Ai “primi della classe” dell’accoglienza che ubbidiscono tacendo, vorremmo ricordare che, salvaguardando le loro posizioni, di fatto avallano leggi e procedure profondamente ingiuste.

È evidente come si sia creato un asse, forse casuale, tra i neo governanti cittadini, di Fratelli d’Italia e della Lega e la Questura di Pistoia. Dove i primi gridano al pericolo per la legalità e la civile convivenza cittadina proveniente dai centri di accoglienza di Don Biancalani e la seconda si premura, ad ogni occasione, di sostanziare con il suo operato questa bufala, facendo diventare “pericolosi malviventi” dei ragazzi di colore disperati e senza futuro.

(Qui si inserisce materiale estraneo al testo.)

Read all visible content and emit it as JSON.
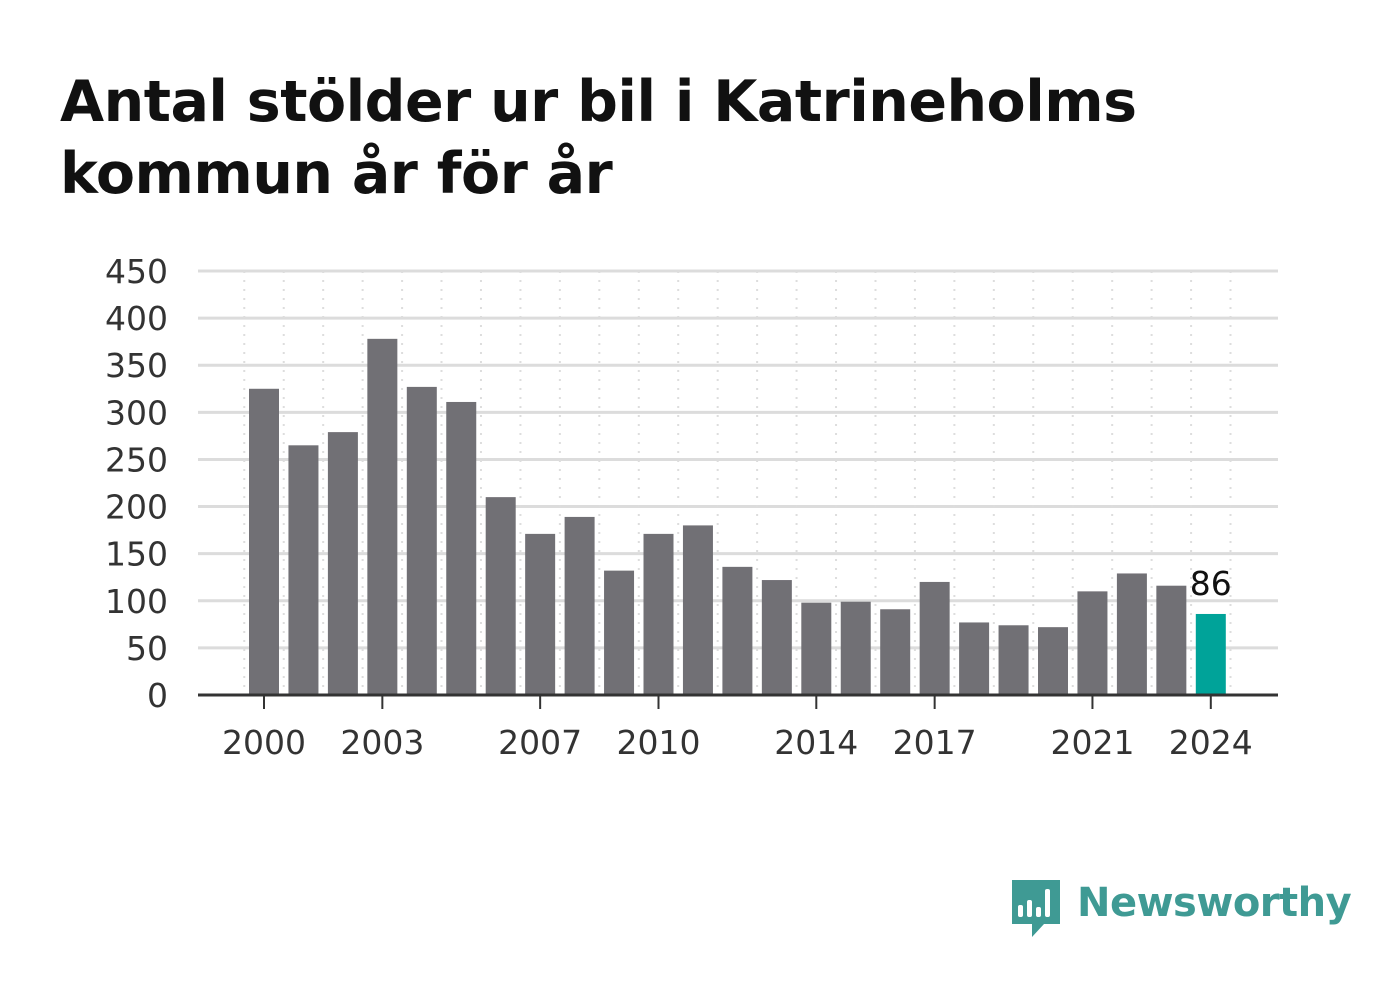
{
  "title": "Antal stölder ur bil i Katrineholms kommun år för år",
  "brand": {
    "name": "Newsworthy",
    "color": "#3f9a94",
    "icon": "speech-bubble-bar-chart-icon"
  },
  "chart_data": {
    "type": "bar",
    "title": "Antal stölder ur bil i Katrineholms kommun år för år",
    "xlabel": "",
    "ylabel": "",
    "categories": [
      "2000",
      "2001",
      "2002",
      "2003",
      "2004",
      "2005",
      "2006",
      "2007",
      "2008",
      "2009",
      "2010",
      "2011",
      "2012",
      "2013",
      "2014",
      "2015",
      "2016",
      "2017",
      "2018",
      "2019",
      "2020",
      "2021",
      "2022",
      "2023",
      "2024"
    ],
    "values": [
      325,
      265,
      279,
      378,
      327,
      311,
      210,
      171,
      189,
      132,
      171,
      180,
      136,
      122,
      98,
      99,
      91,
      120,
      77,
      74,
      72,
      110,
      129,
      116,
      86
    ],
    "x_tick_labels": [
      "2000",
      "2003",
      "2007",
      "2010",
      "2014",
      "2017",
      "2021",
      "2024"
    ],
    "y_ticks": [
      0,
      50,
      100,
      150,
      200,
      250,
      300,
      350,
      400,
      450
    ],
    "ylim": [
      0,
      450
    ],
    "grid": true,
    "legend": "none",
    "bar_color": "#717075",
    "highlight_color": "#00a399",
    "highlight_category": "2024",
    "annotations": [
      {
        "category": "2024",
        "text": "86"
      }
    ]
  }
}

Ai primi vorremmo ricordare che l’unico vero criminale uscito da anni a Pistoia era uno dei loro amici di Casa Pound, tal Casseri Gianluca, assassino di due senegalesi e feritore di altri due a Firenze nel 2011. Ai secondi vorremmo dire che ci aspettiamo un ruolo imparziale di sorveglianza e di intervento su tutte le tematiche della sicurezza cittadina e chiediamo che non si facciano complici di una campagna di odio nei confronti del parroco di Vicofaro e dei suoi rifugiati.

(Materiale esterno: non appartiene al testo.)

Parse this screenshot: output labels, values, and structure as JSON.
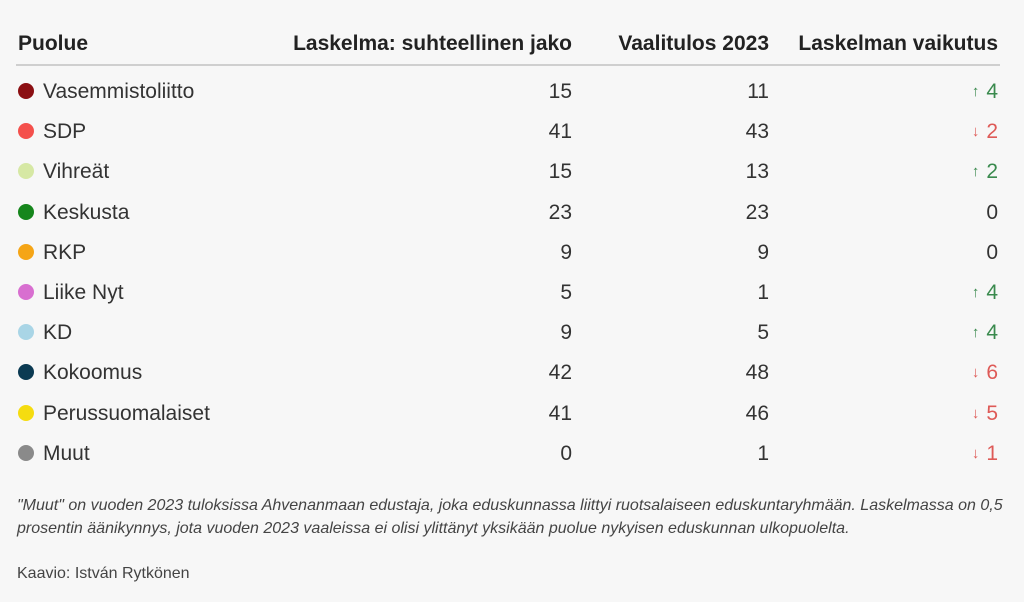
{
  "chart_data": {
    "type": "table",
    "columns": [
      "Puolue",
      "Laskelma: suhteellinen jako",
      "Vaalitulos 2023",
      "Laskelman vaikutus"
    ],
    "rows": [
      {
        "party": "Vasemmistoliitto",
        "color": "#8b0f12",
        "calc": 15,
        "result": 11,
        "effect": 4,
        "direction": "up"
      },
      {
        "party": "SDP",
        "color": "#f4504c",
        "calc": 41,
        "result": 43,
        "effect": 2,
        "direction": "down"
      },
      {
        "party": "Vihreät",
        "color": "#d6e8a4",
        "calc": 15,
        "result": 13,
        "effect": 2,
        "direction": "up"
      },
      {
        "party": "Keskusta",
        "color": "#16861c",
        "calc": 23,
        "result": 23,
        "effect": 0,
        "direction": "none"
      },
      {
        "party": "RKP",
        "color": "#f5a516",
        "calc": 9,
        "result": 9,
        "effect": 0,
        "direction": "none"
      },
      {
        "party": "Liike Nyt",
        "color": "#d86fd0",
        "calc": 5,
        "result": 1,
        "effect": 4,
        "direction": "up"
      },
      {
        "party": "KD",
        "color": "#a9d5e6",
        "calc": 9,
        "result": 5,
        "effect": 4,
        "direction": "up"
      },
      {
        "party": "Kokoomus",
        "color": "#0b3a52",
        "calc": 42,
        "result": 48,
        "effect": 6,
        "direction": "down"
      },
      {
        "party": "Perussuomalaiset",
        "color": "#f5dc10",
        "calc": 41,
        "result": 46,
        "effect": 5,
        "direction": "down"
      },
      {
        "party": "Muut",
        "color": "#8a8a8a",
        "calc": 0,
        "result": 1,
        "effect": 1,
        "direction": "down"
      }
    ],
    "colors": {
      "up": "#3a8a4e",
      "down": "#de5a57"
    }
  },
  "note": "\"Muut\" on vuoden 2023 tuloksissa Ahvenanmaan edustaja, joka eduskunnassa liittyi ruotsalaiseen eduskuntaryhmään. Laskelmassa on 0,5 prosentin äänikynnys, jota vuoden 2023 vaaleissa ei olisi ylittänyt yksikään puolue nykyisen eduskunnan ulkopuolelta.",
  "credit": "Kaavio: István Rytkönen"
}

Invitiamo tutti a vigilare e a mobilitarsi contro qualsiasi tentativo di delegittimazione del lavoro di accoglienza in città.
Vogliamo concludere con le significative parole di commento da parte di un rifugiato: “Una domanda per la polizia italiana: i cani da droga entrano ora in un luogo santo dove prendono la loro santa comunione? Questo è disumano! È il loro lavoro per proteggere le persone e il diritto di proprietà…. Sono altri i modi per difenderli… Non danneggiando l’immagine e la reputazione che questa chiesa ha costruito per anni”.

Questi due anni e mezzo di accoglienza non sono stati tempo buttato via.